L’attaque des rebelles tchétchènes contre le Parlement de Grozny n’avait guère de chances de réussite. En tout cas, les rebelles ne pouvaient pas espérer prendre sous contrôle le bâtiment. Les assaillants étaient peu nombreux, quatre seulement, et ont été vite neutralisés. Mais ils ont eu le temps de faire exploser les charges qu’ils portaient sur eux, en criant « Allah est grand ! ». Hormis les quatre rebelles, quatre autres personnes ont été tuées.
Dans une ville sous haute surveillance, l’attaque avait surtout une valeur symbolique. Elle a été menée en plein centre de la capitale, au nez et à la barbe du président Ramzan Kadyrov. D’autre part, à Grozny se trouvait le ministre russe de l’Intérieur Rachid Nourgaliev. Les rebelles ont montré qu’ils ont encore une capacité de nuisance, malgré les déclarations de victoire de Moscou et des autorités tchéchènes pro-russes.
La rébellion est devenue radicale et islamiste
Toute la région du Caucase du Nord reste sous la menace de la rébellion, qui a amorcé un virage islamiste radical depuis plusieurs années. Doku Oumarov, autoproclamé en 2007 « émir du Caucase », revendique la plupart des attaques. Parmi les plus meurtrières : l’attentat suicide qui a fait 17 morts en septembre 2010 à Vladikavkaz, la capitale de l’Ossétie du Nord. Peu de temps avant, une autre attaque suicide avait tué quatre soldats russes et blessé 35 autres au Daguestan.
On se rappelle aussi de l’attaque du mois d’août, dans le village natal du président Kadyrov, où 14 personnes ont laissé leur vie. C’était une action aussi audacieuse que celle qui a frappé Grozny ce jour. En mars dernier, deux attentats commis par des femmes de combattants tchétchènes dans le métro de Moscou avaient fait une quarantaine de morts.
Ramzan Kadyrov est accusé d’utiliser des méthodes terroristes
La flambée de violence qui perdure, non seulement en Tchétchénie mais dans tout le Caucase du Nord, peut s’expliquer par la situation économique et sociale difficile. Le Kremlin a annoncé ces dernières années des mesures pour faire diminuer le chômage et offrir aux jeunes Caucasiens d’autres perspectives que celle de rejoindre la rébellion. « Mais cette politique a échoué », observe Alexeï Vantchenko, un expert du Caucase cité par AFP. « Le problème est trop profond, les vingt dernières années la situation a échappé à tout contrôle et la région est totalement déstabilisée », insiste-t-il.
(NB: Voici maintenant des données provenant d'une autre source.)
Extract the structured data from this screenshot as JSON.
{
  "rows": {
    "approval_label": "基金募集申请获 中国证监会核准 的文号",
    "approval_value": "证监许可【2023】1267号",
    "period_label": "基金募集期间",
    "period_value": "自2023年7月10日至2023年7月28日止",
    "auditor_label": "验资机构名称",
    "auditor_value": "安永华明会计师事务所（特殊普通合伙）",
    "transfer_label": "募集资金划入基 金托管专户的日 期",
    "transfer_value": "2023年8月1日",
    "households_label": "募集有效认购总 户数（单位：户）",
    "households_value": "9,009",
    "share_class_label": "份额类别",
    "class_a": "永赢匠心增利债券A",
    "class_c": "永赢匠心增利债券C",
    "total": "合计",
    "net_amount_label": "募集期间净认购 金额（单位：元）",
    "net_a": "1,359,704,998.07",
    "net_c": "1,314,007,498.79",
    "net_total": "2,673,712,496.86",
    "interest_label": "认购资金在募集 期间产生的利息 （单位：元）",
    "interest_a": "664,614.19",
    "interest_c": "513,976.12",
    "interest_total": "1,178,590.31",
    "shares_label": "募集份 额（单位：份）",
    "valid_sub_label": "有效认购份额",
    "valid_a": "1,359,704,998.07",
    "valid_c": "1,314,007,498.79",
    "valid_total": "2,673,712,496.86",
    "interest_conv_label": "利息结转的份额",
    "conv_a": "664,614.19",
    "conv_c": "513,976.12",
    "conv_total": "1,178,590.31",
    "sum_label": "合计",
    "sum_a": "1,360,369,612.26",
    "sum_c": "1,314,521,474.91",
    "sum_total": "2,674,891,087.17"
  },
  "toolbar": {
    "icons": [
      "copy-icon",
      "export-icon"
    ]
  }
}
Les organisations de défense des droits de l’homme soulignent également la responsabilité du président tchétchène Kadyrov. Représentante de la FIDH (Fédération internationale des droits de l’homme), Sacha Koulaeva accuse l’homme fort de Grozny de pratiquer des méthodes terroristes à l’encontre de ses opposants, ce qui radicalise davantage encore la résistance tchétchène. Invitée de la mi-journée à RFI, elle n’hésite pas à dire que « les jeunes préfèrent partir dans la résistance, plutôt que d’attendre passivement l’enlèvement ou la mort qu’ils risquent en restant chez eux ».